Banana Planting & Care

An Assortment of BananasYou can grow top quality bananas at home in most of Southern California (Sunset Magazine zones 18 – 24). It’s a matter of selecting the correct variety, providing the banana’s special fertilizer needs and performing a few thinning operations. Your reward will be beautiful, tropical foliage and annually about 40 lbs per bunch of unusual, vine ripened fruit.




Banana Facts:

  • Most banana plants fruit 18 months from first planting and every year thereafter. They are self-fruitful.
  • Dwarf types average 7’tall, midsize 12’, tall types 24’
  • Dwarf types, which can be container grown indoors are: Raja Puri, Cavendish, Dwarf Orinoco and Dwarf Jamaican Red.
  • Cold tolerant types include: Manzano, Cardaba, Raja Puri, Dwarf Orinoco, Monthan, Hua moa, Gold Finger (FHIA13), Sweet Heart and Dwarf Brazilian
  • Cold sensitive types include: Cavendish, Williams, Iholena, Lacatan, Dwarf Jamaican Red, Mysore, and Enano gigante.
  • Bananas are free of pest and disease problems in California.

Growing Tips:

  • Bananas are decorative and distinctive; they require only 4 square meters of growing area and thrive when planted next to south facing buildings (their roots are noninvasive).
  • Locate in full sun; choose a wind-protected site.
  • Incorporate an abundance of planting mix or compost.
  • Water weekly; they are shallow rooted and benefit from a deep (3”-6”) layer of organic mulch.

Fertilize Abundantly:

  • Use chicken manure plus a source of potash such as Sul-Po-Mag (K-Mag) or sulfate of potash.  Or apply 6 lbs.

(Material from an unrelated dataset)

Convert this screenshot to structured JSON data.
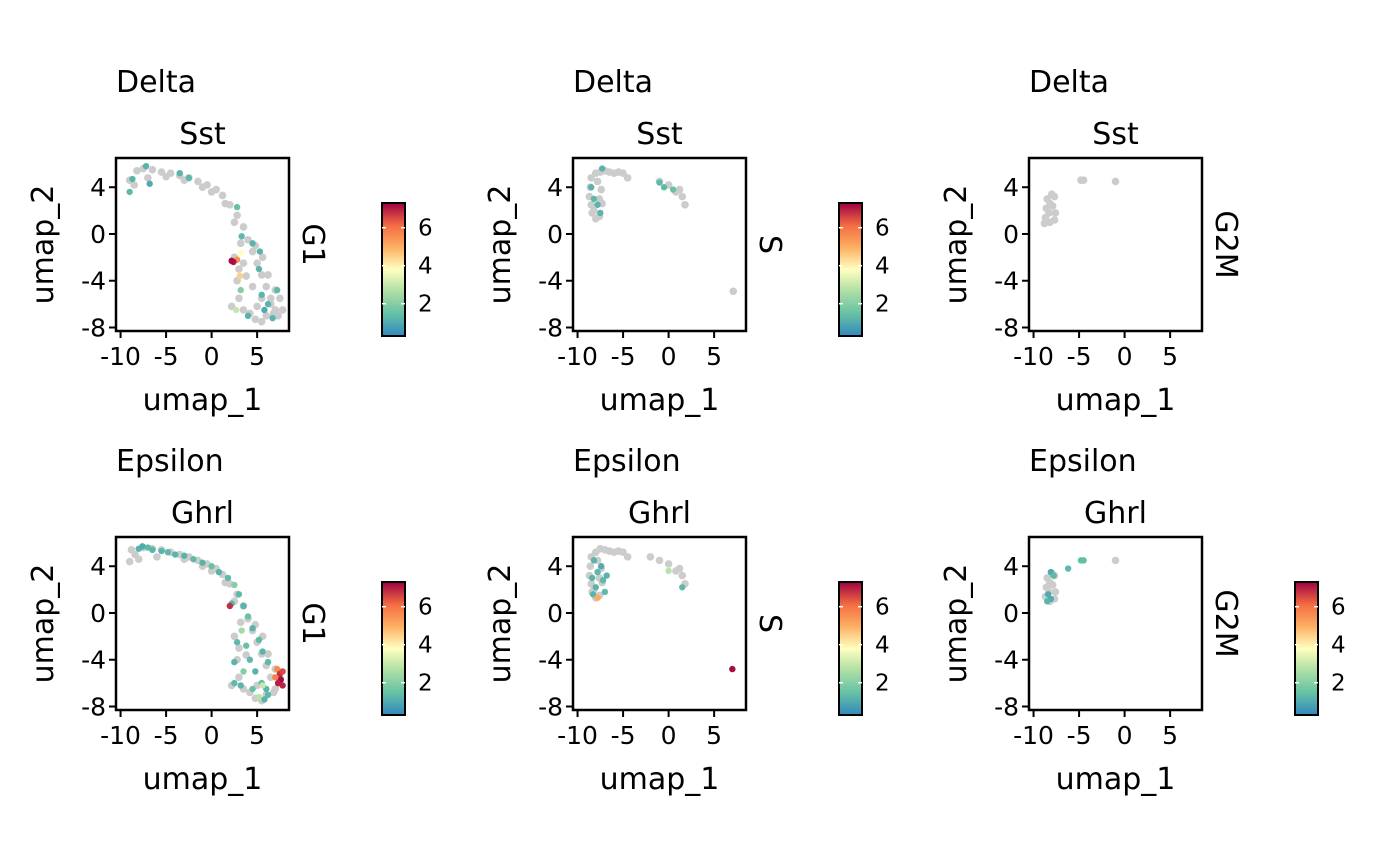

Per year of (10-5-40 or similar) using three split applications.
  • During the first season cut out all “pups”.  Thereafter, each year leave the first two pups appearing in spring; and remove all others.
  • Cover the fruit with a large light blue plastic bag open at the bottom.
  • Cut off the flower bud when emerging fruit stop hanging on while leaving approximately a 6” long stub at the base.
  • After the harvest, cut the stalk off at ground level. A machete works well for this. You can also use a spade to cut the base at ground level. Remember to peel away any dry tissue to facilitate the use of the spade.
  • Prop the heavy bunches with two poles, or tie it to an adjacent building.